И я начал читать Докинза, а потом Хокинга, а потом Шубина, а потом, а потом, а потом, - ну, в общим, весь лучший нон-фикшн, который издавался на русском, а на русском тогда еще издавалось не сказать, что много. Сейчас многократно больше. И если у меня был простой вход в это море, то сейчас входить сильно сложнее. Непонятно, на что ориентироваться. На имена? На тиражи? Но вот мир взахлеб читает Ноя Юваля Харари, а по мне и "Краткая история человечества", и Homo Deus - абсолютная макулатура для домохозяек, дешевка. При этом статьи Харари мне попадались любопытные. При этом формально стоящий близко к Харари по жанру junk-философии Нассим Талеб - автор, на мой взгляд, абсолютно блестящий. Как и пишущие junk-экономические книги Левитт и Дабнер, авторы "Фрикономики".
Это, в общем, к тому, что если порыться в сети, то, говорят, там теперь можно откопасть записи моих лекций про ориентиры в мире нон-фикшн.
Ну, а в качестве бонуса (утешительного - для тех, кто ищет, но на найдет) - текст, тоже связанный с нон-фикшн, опубликованный недавно в газете "На Невском", где в очередной раз сменился главред, и пришел (а точнее, вернулся) Миша Болотовский, являющий собой замечательный тип воспитанного и образованного мальчика из хорошей еврейской ленинградской семьи, с ангельски невинными глазами, в котором, однако, живут черти всего мира. Как он, нажравшись шампанским вдрызг, уснул в обнимку с голым Депардье в джакузи в номере "Националя" - кажется, самая невинная из его проделок. Мишину книгу "Игорная проповедь" я очень ценю.
Вот общем, приглашаю на лекцию, и вот текст.
НЕФТЯНАЯ МОРАЛЬ
Нефть, энергия, деньги сами по себе никакой морали не содержат. Мораль – это алгоритм распределения и перераспределения всего перечисленного. Однако он серьезнейшим образом влияет на то, что после себя обладатели нефти, энергии и денег оставляют. А иногда они умудряются при немыслимых богатствах оставлять после себя неслыханную нищету.
Американский экономист, профессор с русской фамилией Ергин знает про углеводороды больше, чем иные президенты нефтяных концернов. И даже чем главы иных нефтедобывающих стран. Про предмет своего изучения он написал не одну книгу. Билл Гейтс отнес «Квест» Дэниела Ергина к важнейшим прочитанным текстам, а Вагит Алекперов написал предисловие к переводу 1500-страничной «Добычи».
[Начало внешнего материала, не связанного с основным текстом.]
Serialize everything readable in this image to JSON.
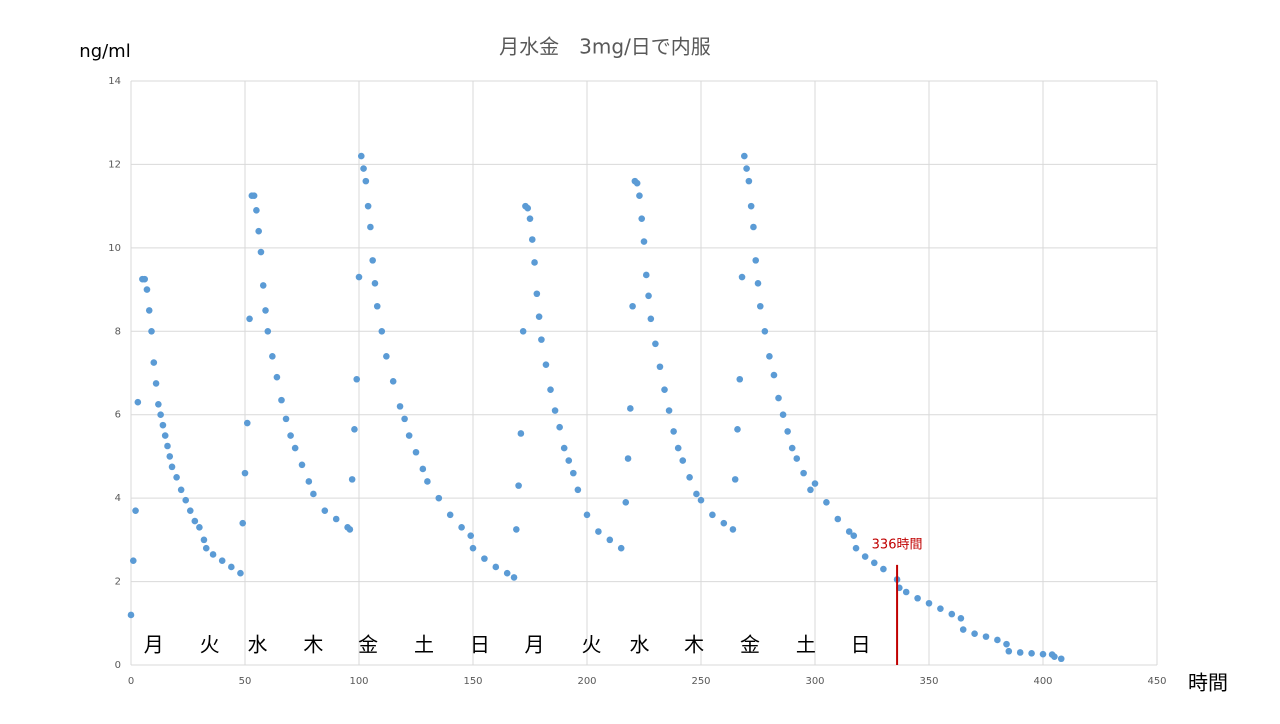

Успеху Ергина способствуют его таланты историка-баталиста и литератора-портретиста. Вот, скажем, как рисует он жизнь в Америке во время первой нефтяной лихорадки, когда нефть нашли сначала в крохотном сонном пенсильванском городишке Тайтусвиле (ну, это как если бы нефть обнаружили в Удомле или в Лайково-Попово), а потом в не менее сонном Корнплантере, который немедленно переименовали в Ойл-Сити, - и понеслось.
Коренные жители «…смотрели на ажиотаж и сутолоку, и на мошенников, и вспоминали тихие пенсильванские холмы до того, как в эту жизнь ворвалась нефть. Они удивлялись тому, что человеческая натура может так быстро измениться и унизиться под воздействием навязчивой идеи богатства. «Озабоченность насчет нефти и земли стала уже эпидемией, – писал редактор местного издания в 1865 году. – Она охватила людей всех сословий, возрастов и состояний… Земля, аренда, контракты, отказы, сделки, соглашения, проценты – это все, что они теперь понимают... Суд бездействует, адвокатура развращена, общество расколото, святилище заброшено».»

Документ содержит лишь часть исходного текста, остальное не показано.